The world’s leading publication for data science, AI, and ML professionals.

Content-Based Recommender for NYT Articles

Data Products. Data Science. NLP

Introduction

We will create a content-based recommender for New York Times articles. This recommender is an example of a very simple data product.

We’ll be recommending new articles that a user should read based on the article that they are currently reading. We will do this by recommending similar articles based on the text data of that article.


Check out the code on my Github profile.

DataBeast03/DataBeast


Inspect the Data

The following is an excerpt from the first NYT article in our dataset. We are, obviously, dealing with text data.

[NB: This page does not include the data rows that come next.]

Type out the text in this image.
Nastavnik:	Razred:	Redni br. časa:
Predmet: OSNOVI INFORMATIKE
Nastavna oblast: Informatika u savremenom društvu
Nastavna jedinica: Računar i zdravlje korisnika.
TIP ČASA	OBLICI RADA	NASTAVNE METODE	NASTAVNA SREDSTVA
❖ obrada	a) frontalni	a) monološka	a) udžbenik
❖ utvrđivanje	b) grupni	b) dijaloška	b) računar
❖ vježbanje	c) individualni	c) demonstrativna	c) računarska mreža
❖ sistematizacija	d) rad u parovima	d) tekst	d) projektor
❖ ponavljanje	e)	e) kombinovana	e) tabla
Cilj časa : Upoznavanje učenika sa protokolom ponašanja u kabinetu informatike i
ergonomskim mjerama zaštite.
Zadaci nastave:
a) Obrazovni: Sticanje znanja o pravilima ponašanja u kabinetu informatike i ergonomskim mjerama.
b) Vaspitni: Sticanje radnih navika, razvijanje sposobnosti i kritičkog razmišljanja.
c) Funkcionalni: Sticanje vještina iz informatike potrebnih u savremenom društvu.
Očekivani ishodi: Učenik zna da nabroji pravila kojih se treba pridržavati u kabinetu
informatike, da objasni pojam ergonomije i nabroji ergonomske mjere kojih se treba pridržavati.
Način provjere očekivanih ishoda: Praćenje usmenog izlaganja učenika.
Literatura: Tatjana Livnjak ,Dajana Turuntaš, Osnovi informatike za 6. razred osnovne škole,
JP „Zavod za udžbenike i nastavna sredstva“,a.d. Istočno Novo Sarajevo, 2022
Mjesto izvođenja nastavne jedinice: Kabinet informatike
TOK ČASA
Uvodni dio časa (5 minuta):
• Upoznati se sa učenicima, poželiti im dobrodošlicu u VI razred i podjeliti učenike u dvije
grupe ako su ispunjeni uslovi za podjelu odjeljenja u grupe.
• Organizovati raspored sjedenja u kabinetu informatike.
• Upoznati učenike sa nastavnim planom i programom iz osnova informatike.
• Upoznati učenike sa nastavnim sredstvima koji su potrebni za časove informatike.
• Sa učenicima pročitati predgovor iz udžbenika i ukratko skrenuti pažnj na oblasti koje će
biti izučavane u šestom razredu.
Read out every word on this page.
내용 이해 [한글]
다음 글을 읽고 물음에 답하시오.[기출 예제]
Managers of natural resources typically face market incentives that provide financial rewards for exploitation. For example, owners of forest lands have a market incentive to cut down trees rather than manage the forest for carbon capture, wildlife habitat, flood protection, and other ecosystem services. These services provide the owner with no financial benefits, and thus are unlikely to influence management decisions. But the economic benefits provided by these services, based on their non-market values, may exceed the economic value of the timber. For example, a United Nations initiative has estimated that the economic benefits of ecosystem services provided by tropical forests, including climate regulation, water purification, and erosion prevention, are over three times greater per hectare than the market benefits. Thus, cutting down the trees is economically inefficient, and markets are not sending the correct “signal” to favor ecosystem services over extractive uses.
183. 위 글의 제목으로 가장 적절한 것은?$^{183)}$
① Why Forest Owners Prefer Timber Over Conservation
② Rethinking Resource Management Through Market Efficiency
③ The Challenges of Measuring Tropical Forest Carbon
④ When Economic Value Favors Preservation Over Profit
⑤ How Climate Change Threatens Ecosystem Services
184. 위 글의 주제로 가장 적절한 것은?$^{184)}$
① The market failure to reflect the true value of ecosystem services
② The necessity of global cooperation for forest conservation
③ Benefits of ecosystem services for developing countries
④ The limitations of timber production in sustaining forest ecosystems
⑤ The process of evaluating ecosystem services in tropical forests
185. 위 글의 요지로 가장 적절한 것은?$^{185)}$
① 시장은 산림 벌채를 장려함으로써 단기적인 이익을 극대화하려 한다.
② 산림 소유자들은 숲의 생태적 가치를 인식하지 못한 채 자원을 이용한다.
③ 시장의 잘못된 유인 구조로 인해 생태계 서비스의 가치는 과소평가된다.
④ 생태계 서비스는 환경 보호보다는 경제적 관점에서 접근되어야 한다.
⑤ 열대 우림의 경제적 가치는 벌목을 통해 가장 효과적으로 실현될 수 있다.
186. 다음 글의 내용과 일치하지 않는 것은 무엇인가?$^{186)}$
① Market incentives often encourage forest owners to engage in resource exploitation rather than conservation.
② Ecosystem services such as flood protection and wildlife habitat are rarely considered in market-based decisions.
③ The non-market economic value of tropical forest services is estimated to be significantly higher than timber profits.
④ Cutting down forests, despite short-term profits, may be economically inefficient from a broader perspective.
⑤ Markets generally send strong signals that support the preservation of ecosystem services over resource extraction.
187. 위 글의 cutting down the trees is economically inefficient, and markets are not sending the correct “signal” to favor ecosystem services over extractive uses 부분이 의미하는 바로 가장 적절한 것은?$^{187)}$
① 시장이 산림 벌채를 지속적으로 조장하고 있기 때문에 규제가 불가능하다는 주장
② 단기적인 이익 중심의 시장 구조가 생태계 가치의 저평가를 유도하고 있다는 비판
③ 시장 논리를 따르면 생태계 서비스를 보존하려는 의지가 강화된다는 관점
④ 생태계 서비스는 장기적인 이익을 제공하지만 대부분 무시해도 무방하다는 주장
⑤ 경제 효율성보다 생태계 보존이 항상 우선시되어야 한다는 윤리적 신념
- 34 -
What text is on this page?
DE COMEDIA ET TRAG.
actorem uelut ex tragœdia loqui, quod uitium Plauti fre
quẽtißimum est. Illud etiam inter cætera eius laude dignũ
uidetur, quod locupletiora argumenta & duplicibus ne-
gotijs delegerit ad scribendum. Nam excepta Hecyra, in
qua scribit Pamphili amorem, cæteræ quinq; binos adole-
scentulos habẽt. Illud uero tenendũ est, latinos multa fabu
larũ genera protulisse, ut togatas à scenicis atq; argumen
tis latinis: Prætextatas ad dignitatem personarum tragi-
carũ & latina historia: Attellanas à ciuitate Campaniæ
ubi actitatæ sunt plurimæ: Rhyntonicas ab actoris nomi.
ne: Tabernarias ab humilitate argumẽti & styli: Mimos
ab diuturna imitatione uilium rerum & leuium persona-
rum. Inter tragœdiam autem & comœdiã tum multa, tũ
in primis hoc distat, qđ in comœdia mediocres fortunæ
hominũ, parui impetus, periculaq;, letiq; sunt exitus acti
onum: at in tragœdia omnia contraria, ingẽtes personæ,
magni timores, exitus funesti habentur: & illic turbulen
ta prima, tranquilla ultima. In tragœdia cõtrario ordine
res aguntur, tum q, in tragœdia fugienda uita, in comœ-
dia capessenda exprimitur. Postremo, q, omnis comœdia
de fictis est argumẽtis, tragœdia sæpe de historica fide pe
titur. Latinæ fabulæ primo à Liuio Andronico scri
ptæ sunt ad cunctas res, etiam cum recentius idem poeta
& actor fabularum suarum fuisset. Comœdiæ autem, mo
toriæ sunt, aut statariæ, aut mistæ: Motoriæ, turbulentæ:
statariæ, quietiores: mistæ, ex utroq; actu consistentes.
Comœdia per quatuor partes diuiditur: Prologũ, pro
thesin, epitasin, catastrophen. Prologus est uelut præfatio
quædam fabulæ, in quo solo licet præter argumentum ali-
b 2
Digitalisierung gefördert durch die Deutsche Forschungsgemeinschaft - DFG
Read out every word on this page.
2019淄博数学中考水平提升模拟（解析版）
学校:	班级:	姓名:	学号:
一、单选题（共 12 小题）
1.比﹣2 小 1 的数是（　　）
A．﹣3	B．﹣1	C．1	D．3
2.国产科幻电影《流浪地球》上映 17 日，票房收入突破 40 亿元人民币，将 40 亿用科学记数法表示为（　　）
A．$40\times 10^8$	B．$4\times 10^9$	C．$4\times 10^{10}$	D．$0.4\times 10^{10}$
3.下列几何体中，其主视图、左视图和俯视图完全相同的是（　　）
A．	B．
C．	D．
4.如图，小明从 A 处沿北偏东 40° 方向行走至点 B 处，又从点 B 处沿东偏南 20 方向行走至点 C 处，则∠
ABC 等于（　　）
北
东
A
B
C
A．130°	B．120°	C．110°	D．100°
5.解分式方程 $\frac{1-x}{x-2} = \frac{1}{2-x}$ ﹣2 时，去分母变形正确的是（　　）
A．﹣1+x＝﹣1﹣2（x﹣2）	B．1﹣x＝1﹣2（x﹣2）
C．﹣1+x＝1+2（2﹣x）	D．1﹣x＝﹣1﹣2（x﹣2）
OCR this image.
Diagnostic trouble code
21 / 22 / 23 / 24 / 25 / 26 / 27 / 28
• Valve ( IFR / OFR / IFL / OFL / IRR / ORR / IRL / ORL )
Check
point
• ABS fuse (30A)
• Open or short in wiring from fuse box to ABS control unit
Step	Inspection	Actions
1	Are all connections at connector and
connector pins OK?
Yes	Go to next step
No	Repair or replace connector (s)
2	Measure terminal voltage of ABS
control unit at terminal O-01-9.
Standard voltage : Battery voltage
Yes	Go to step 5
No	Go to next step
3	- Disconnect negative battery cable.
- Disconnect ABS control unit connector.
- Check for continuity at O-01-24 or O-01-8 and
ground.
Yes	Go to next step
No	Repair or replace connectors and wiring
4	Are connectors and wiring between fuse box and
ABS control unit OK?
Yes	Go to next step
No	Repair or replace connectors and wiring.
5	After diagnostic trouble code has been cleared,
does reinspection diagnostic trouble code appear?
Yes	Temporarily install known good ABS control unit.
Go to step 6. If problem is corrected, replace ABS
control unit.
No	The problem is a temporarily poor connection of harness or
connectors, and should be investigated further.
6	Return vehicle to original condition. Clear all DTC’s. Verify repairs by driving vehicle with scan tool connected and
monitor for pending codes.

'TOKYO -  State-backed Japan Bank for International Cooperation [JBIC.UL] will lend about 4 billion yen ($39 million) to Russia's Sberbank, which is subject to Western sanctions, in the hope of advancing talks on a territorial dispute, the Nikkei business daily said on Saturday, [...]"

So the first question we must answer is how should we go about vectorizing it? How do we go about engineering new features such as Parts-of-Speech or N-grams or sentiment scores or Named Entities?!

Obviously the NLP tunnel is a deep one and we can spend days experimenting with the different options that we have. But all good science starts by trying out the simplest viable solution then iterating towards the more complex.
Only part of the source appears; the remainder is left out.